Customer Acquisition Cost (CAC) Calculator for Ecommerce
What is Customer Acquisition Cost (CAC)?
CAC measures how much it costs, on average, to acquire a new customer through marketing and sales efforts.
The formula for CAC is:
Customer Acquisition Cost =
Total Cost of Marketing and Sales / Number of New Customers Acquired
Ensure you include all the related expenses for getting your new customers including:
- Paid advertising (SEM, social, display etc.)
- Content/SEO costs
- Marketing agency/contractor fees
- Sales commissions and payroll
- Tools and software for acquisition
For example: If you spent $10,000 total on marketing/sales in a quarter and acquired 1,000 new customers, their CAC would be:
CAC = $10,000 / 250 new customers = $40 per new customer
This is a simple formula, but a critical one. You MUST know your customer acquisition cost.
Why is it so important?
Let’s look.
Importance of Tracking CAC
- It helps you evaluate the effectiveness and return on investment (ROI) of your marketing and advertising campaigns.
- When combined with Customer Lifetime Value (CLV), it reveals if you can affordably and profitably acquire new customers.
- It enables you to identify your most cost-effective acquisition channels and double down on them.
- It’s a key input for forecasting marketing budgets and user acquisition goals.
In short, knowing your CAC will make you more money!
Now we know what CAC is and why it’s important, let’s dive into some guidelines on what is a good CAC (and what isn’t).
What is a Good Customer Acquisition Cost for an Ecommerce Business?
Let me first caveat by saying each business is going to be different (there are just too many variables to account for), but we’re going to look at some general guidelines to help you benchmark what’s good and what’s not.
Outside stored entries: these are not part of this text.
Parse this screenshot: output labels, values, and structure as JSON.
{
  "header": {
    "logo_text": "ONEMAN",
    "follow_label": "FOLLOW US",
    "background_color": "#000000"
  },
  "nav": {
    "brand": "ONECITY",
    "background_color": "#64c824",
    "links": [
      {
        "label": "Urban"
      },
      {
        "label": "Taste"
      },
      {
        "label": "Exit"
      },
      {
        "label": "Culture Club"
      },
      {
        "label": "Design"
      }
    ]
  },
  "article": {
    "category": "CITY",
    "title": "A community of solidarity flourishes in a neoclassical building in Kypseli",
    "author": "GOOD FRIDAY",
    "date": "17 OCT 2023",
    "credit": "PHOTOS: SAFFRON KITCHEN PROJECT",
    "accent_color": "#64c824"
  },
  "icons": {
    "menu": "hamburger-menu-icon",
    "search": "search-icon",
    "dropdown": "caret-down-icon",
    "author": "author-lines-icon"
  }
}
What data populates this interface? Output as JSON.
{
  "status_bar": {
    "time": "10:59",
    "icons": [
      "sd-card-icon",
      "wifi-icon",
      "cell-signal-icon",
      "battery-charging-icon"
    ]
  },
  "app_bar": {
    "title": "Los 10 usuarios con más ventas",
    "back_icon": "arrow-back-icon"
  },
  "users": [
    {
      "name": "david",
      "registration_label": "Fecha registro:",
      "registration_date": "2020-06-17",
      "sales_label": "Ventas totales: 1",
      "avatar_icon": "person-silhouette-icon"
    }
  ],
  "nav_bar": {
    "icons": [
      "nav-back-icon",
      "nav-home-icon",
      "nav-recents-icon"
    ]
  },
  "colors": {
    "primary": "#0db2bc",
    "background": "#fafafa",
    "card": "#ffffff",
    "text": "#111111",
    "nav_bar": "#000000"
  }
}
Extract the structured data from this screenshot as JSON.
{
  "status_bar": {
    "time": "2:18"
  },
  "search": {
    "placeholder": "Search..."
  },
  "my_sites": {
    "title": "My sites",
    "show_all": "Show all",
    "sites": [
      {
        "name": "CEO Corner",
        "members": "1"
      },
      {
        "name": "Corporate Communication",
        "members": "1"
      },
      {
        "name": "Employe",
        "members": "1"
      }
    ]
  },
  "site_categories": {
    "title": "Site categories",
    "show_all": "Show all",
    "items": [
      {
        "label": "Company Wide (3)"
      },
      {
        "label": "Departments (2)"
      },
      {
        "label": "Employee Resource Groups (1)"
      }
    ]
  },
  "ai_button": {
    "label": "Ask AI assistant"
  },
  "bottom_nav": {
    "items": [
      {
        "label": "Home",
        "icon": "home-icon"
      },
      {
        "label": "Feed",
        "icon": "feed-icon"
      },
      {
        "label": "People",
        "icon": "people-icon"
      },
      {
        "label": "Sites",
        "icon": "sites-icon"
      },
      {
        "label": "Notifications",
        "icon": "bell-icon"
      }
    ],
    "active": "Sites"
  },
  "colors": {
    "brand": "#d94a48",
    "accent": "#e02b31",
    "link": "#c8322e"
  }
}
Product Price Point | Good CAC Range | Not Good if CAC Exceeds |
---|---|---|
Low (Under $100) | $10 – $50 | $75 |
Mid-Range ($100-$500) | $50 – $150 | $300 |
High-Value (Over $500) | $150 – $300 | $500 |
To understand what’s good and what’s not good we need to define customer lifetime value (LTV).
Customer lifetime value is the total revenue a business can reasonably expect from a single customer over the entire period that they remain a customer.
Other Benchmark | Good | Not Good |
---|---|---|
CAC as % of Customer Lifetime Value | Less than 33% of LTV | More than 50% of LTV |
CAC to Average Order Value Ratio | CAC < Average Order | CAC >= Average Order |
CAC Payback Period | Less than 12 months | Over 12 months |
CAC to LTV Ratio | At least 3:1 | 1:1 or lower |
The Good CAC Range is determined when the cost to acquire a customer is less than 1/3 of the customer’s lifetime value (LTV).
Deep Dive: CAC (Customer Acquisition Cost) to LTV (Customer Lifetime Value)
How to Decrease your Customer Acquisition Costs (CAC)
Here’s 10 ways to help reduce your CAC costs:
- Optimize marketing funnels and conversion rates. By improving ad targeting, messaging, and funnel conversion rates, you can acquire the same number of customers while spending less on ads and marketing. A/B testing is critical here.
- Leverage organic customer acquisition channels. While paid acquisition has explicit costs, organic channels like SEO, content marketing, referrals, and word-of-mouth can be highly effective at a lower CAC over time.
- Increase customer lifetime value (LTV). While not directly lowering CAC, increasing LTV by boosting retention, cross-sells/upsells allows you to sustain a higher CAC while maintaining LTV:CAC ratio targets.
- Improve marketing campaign efficiency. Use better attribution modeling, audience targeting, creative testing to get more conversions out of the same ad spend.
- Negotiate better vendor/affiliate costs. For components like affiliate commissions, influencer fees, you may be able to negotiate better rates at higher volumes.
- Implement multi-touch attribution. Properly credit different touchpoints and channels involved in an eventual conversion to optimize budgets.
- Increase average order values. Higher AOVs increase revenue per new buyer, effectively lowering CAC as a percentage of that revenue.
- Reduce sales/marketing team costs. While important, see if you can operate more lean in areas like sales compensation, agency fees, tools.
- Take advantage of retargeting. It’s often cheaper to retarget website visitors ads than prospecting for net-new audiences.
- Focus on efficiency, then scale. It’s better to optimize CAC first before ramping spend on inefficient campaigns/channels.
The key is constantly analyzing CAC drivers, testing improvements, reallocating budgets to highest ROI channels, and balancing paid/organic acquisition.